Unwillkürlich sah ich Dorits Haus vor mir. Das Haus, in dem sie fast ihr ganzes Leben verbracht hatte. In dem ich selber so oft ein- und ausgegangen war. In dem wir alle ein- und ausgegangen waren, damals, vor gefühlten hundert Jahren: Hanna, Fabienne und ich. Und nun sollte Dorit tot sein. Blass, kalt, leblos. Vorstellen konnte ich mir das nicht.
War es wirklich erst zwei Wochen her, dass ich mit ihr telefoniert hatte?

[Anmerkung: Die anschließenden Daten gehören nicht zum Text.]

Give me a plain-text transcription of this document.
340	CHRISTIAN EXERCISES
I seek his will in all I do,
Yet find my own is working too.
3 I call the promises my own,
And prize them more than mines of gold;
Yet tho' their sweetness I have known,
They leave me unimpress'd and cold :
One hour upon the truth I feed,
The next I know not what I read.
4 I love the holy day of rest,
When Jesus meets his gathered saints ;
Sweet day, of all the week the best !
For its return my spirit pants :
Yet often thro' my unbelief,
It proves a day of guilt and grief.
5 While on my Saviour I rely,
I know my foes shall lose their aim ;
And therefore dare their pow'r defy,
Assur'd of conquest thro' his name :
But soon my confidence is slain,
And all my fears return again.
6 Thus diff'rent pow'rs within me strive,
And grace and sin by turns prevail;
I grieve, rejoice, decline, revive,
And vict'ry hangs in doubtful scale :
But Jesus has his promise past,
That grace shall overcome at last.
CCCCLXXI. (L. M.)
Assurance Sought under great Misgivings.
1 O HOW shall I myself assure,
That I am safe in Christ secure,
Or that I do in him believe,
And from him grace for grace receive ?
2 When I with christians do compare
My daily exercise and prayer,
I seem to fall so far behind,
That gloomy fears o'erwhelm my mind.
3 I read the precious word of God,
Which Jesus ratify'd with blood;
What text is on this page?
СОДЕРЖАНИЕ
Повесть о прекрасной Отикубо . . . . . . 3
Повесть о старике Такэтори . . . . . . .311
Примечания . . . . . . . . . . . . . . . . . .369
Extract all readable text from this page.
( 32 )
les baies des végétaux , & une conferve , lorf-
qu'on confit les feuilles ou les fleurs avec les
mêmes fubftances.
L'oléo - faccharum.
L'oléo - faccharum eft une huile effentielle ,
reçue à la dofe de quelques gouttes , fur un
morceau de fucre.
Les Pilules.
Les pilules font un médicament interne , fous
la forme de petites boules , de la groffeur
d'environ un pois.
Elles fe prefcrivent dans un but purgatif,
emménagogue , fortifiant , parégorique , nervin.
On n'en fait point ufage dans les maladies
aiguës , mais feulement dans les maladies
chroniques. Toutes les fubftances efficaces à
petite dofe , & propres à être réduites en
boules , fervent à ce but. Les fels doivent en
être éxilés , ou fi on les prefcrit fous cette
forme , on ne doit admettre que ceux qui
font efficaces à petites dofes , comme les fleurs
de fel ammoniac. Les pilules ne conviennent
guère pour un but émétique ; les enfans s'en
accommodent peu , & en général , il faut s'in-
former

Ich kramte in meinem Gedächtnis, rechnete nach, als hätte es irgendeine Bedeutung, wann genau wir miteinander gesprochen hatten. Im Grunde spielte es keine Rolle. Jetzt sowieso nicht mehr.
«Marie?»
Meine Mutter schien eine Antwort zu erwarten. Auf was? Ich hatte kein Wort von dem verstanden, was sie zuletzt gesagt hatte.
«Ich habe dich gefragt, ob du zur Beerdigung kommst, Marie! – Ach, Unsinn, natürlich kommst du! Ihr seid doch Freundinnen gewesen, Dorit und du.»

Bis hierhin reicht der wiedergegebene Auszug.